Ultimately, an analyst who’s fed up waiting will roll out his own solution using a scripting language such as Python. While that’s certainly effective in many scenarios, how long do they have to spend debugging their Frankenstein’s monster, and *gasp* what happens when they inevitably leave?
You’re probably thinking that I’m just another cynical security professional who likes to point out everything that’s wrong with the industry. But there is something that can help break the issues cycle present in so many SOCs: functional programming (I bet that’s not what you expected to hear). Functional programming forces you to break apart your problem into smaller (reusable) pieces that are easier to read, debug and maintain. This is extremely important in a field where we simply do not have enough people to keep up with the demand.
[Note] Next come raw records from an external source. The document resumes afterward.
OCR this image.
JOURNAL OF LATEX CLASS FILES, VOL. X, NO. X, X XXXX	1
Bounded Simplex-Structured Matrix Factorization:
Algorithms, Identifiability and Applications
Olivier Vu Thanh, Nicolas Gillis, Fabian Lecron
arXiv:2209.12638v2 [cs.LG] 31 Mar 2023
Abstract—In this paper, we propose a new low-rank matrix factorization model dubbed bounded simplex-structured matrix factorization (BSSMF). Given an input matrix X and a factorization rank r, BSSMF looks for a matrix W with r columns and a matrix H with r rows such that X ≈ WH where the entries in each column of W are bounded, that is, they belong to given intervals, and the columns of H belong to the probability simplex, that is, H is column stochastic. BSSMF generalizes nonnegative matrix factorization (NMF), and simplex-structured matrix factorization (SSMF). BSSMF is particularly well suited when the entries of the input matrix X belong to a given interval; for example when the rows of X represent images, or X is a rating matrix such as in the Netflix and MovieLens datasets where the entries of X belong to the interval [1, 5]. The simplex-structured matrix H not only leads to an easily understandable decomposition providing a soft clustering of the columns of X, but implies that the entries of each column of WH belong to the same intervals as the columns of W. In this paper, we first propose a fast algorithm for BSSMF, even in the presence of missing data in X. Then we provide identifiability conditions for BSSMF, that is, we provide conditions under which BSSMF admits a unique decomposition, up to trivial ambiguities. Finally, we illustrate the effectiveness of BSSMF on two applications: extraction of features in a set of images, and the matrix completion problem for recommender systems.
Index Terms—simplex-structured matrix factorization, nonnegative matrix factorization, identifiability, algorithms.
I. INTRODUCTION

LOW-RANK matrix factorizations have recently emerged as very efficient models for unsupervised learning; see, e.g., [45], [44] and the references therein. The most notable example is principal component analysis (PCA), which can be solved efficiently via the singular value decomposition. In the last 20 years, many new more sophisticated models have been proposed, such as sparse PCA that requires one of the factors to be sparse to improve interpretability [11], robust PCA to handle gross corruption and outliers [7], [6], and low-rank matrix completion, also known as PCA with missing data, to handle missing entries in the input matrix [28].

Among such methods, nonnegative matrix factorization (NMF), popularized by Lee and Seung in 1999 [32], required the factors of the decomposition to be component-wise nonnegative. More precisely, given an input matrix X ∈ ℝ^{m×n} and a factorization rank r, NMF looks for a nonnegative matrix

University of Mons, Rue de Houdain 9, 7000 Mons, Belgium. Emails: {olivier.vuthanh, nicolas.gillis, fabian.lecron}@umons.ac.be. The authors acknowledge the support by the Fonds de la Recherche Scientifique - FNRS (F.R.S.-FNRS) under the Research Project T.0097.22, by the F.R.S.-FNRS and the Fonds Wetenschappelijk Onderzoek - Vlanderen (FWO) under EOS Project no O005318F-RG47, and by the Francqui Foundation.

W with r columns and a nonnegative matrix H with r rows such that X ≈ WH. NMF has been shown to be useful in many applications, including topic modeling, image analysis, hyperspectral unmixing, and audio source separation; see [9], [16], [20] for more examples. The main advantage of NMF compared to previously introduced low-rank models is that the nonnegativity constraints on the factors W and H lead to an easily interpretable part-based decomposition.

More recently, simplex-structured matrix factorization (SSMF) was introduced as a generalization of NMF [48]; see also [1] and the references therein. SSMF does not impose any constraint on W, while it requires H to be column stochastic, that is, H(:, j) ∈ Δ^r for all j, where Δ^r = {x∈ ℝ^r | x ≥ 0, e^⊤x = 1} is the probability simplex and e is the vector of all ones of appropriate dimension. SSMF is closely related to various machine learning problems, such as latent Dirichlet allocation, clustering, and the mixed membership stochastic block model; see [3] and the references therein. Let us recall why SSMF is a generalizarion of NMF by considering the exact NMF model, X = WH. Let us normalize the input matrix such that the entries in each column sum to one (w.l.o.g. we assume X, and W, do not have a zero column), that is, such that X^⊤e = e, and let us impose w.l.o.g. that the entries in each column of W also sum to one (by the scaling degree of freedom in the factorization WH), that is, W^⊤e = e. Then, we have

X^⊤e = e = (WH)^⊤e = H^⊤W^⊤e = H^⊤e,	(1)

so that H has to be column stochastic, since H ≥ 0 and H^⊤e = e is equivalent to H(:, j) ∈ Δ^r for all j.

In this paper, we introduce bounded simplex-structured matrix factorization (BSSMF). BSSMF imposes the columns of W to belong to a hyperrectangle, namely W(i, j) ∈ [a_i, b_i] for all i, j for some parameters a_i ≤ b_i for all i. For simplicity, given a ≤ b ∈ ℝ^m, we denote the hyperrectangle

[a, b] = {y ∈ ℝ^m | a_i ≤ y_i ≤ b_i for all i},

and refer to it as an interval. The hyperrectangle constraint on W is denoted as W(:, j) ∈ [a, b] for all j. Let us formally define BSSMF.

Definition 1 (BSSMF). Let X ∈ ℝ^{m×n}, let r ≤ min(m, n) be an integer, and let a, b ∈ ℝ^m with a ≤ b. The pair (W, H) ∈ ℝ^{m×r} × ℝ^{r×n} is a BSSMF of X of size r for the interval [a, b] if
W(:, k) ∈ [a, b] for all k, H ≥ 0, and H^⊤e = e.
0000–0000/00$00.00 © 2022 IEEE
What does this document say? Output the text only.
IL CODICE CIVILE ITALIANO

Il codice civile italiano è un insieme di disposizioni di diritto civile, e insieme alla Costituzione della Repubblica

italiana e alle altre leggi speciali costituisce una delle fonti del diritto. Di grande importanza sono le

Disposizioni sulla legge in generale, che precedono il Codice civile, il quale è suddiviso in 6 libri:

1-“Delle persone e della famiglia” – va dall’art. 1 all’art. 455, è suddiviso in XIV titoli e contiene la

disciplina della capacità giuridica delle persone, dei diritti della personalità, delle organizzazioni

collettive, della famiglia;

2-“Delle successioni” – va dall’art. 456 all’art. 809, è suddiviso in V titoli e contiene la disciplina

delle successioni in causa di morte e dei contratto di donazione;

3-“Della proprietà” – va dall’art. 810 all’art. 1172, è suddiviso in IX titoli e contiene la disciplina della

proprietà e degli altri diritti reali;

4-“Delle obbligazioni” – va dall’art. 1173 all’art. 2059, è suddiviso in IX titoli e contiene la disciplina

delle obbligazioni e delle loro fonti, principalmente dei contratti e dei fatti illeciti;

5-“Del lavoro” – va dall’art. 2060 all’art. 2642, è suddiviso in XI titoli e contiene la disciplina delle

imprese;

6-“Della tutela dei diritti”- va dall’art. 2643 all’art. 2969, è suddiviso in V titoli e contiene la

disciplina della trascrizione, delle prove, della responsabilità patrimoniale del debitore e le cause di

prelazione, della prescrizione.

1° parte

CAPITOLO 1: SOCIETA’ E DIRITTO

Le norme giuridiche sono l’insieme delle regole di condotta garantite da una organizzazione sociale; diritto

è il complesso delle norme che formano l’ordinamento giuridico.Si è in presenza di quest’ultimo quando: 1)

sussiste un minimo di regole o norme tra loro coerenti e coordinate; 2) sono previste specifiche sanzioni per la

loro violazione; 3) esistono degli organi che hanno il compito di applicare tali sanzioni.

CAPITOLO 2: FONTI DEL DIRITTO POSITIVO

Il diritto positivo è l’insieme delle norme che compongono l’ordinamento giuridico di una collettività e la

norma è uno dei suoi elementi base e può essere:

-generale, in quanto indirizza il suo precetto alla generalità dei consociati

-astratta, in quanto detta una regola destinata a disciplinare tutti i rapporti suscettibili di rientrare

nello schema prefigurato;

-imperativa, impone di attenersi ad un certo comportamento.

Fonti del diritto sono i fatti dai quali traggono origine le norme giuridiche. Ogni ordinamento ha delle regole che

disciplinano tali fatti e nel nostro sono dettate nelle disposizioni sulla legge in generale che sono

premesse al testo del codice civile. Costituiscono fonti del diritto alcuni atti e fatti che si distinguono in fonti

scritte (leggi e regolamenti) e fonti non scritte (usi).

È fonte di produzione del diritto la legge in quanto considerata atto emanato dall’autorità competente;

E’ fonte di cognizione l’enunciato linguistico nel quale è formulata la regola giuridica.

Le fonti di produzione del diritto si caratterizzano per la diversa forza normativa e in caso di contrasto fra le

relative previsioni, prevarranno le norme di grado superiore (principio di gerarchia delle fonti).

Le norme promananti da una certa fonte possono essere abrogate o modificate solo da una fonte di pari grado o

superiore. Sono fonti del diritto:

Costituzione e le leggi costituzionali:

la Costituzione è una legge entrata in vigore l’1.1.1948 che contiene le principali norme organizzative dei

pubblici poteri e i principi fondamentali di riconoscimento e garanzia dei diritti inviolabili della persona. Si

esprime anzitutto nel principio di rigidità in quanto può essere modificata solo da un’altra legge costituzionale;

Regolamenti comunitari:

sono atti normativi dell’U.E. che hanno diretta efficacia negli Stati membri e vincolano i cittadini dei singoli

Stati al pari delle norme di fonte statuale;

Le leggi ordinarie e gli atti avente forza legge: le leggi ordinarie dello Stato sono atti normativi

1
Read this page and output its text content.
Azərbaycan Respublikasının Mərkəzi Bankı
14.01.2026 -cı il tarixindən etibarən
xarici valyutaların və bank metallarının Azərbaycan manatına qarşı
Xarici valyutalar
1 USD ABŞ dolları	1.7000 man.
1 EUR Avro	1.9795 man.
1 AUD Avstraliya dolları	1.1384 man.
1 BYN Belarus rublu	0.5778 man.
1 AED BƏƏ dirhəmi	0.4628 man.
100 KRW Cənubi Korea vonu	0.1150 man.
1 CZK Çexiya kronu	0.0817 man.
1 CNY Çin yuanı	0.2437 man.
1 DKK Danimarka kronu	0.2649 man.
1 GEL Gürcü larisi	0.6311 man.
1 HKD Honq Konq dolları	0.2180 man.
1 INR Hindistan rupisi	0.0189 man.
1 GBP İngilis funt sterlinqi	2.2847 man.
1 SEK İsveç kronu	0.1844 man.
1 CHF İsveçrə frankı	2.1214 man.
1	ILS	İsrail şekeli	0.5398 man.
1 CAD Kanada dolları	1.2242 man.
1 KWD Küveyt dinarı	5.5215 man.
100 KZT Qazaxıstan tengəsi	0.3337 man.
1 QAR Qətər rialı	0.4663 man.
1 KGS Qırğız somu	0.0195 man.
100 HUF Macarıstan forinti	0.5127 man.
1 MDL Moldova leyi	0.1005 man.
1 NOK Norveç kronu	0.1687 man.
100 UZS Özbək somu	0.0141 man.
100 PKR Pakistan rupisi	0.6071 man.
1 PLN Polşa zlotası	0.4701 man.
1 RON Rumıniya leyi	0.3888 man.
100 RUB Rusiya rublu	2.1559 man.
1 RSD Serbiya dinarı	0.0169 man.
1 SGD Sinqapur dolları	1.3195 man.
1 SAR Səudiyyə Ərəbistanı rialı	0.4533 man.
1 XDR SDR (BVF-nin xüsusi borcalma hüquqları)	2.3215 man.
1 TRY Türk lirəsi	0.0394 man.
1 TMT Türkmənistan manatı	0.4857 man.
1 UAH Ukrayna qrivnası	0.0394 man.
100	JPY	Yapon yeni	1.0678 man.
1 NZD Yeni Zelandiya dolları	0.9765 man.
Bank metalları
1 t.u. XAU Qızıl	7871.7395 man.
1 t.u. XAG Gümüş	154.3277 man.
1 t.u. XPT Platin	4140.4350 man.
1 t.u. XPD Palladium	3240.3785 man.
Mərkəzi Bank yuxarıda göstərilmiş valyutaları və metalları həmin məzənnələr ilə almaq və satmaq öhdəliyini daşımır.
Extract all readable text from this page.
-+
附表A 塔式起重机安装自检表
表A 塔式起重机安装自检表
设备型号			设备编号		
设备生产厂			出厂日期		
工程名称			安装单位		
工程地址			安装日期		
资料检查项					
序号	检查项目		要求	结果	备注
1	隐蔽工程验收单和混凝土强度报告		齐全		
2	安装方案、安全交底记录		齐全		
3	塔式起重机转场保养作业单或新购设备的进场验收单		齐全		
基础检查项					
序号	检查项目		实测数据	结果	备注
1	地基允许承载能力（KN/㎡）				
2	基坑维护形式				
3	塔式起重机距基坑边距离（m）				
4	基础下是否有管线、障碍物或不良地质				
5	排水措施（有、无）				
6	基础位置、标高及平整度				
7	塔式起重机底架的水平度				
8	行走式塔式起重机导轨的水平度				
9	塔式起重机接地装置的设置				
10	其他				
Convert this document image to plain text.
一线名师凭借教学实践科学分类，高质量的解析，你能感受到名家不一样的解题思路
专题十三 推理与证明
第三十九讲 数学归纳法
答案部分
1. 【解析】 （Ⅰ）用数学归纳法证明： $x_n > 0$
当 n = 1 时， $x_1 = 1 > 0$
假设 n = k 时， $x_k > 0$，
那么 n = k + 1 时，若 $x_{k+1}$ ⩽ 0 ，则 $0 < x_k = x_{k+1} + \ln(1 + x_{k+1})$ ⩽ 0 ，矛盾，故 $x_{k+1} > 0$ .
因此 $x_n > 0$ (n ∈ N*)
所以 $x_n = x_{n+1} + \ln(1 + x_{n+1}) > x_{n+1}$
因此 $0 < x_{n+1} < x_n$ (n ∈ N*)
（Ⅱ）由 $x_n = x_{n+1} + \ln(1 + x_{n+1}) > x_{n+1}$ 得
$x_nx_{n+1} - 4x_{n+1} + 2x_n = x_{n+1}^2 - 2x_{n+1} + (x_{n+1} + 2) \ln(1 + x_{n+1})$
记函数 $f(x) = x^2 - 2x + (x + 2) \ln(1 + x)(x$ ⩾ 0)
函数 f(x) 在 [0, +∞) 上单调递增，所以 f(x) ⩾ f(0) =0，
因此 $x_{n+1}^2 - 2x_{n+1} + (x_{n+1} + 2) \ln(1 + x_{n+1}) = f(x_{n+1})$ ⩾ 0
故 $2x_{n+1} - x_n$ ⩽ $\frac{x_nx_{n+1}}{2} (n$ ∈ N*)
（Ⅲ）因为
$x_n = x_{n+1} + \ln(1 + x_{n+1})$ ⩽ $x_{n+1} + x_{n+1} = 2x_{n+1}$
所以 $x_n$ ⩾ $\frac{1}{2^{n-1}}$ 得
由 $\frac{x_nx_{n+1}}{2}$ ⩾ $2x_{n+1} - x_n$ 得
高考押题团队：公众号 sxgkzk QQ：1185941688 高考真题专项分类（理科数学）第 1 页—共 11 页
When used for detecting cyberattacks and threats, for example, functional language dictates that detection will not even be accepted as valid unless the data you’re passing around from function to function are the correct type. The result? Better, higher fidelity and easily understood detections, which allow analysts to focus on general ideas of threats without having to know the ins and outs of so many (which is something that can be very daunting for a junior analyst).
Security platforms must support the ability for their users—aka the analysts—to build their own detection logic with functional building blocks rather than complex rules. By doing so, junior analysts will have fewer false positives mucking up their ticket queue, which gives them more time to actually learn on the job instead of running on the same treadmill with no change in scenery. They will become more skilled cybersecurity professionals and go on to become knowledgeable managers, threat hunters and detection creators who will continue to improve our current methods well beyond what they are now… and the cycle will continue, but in a good way.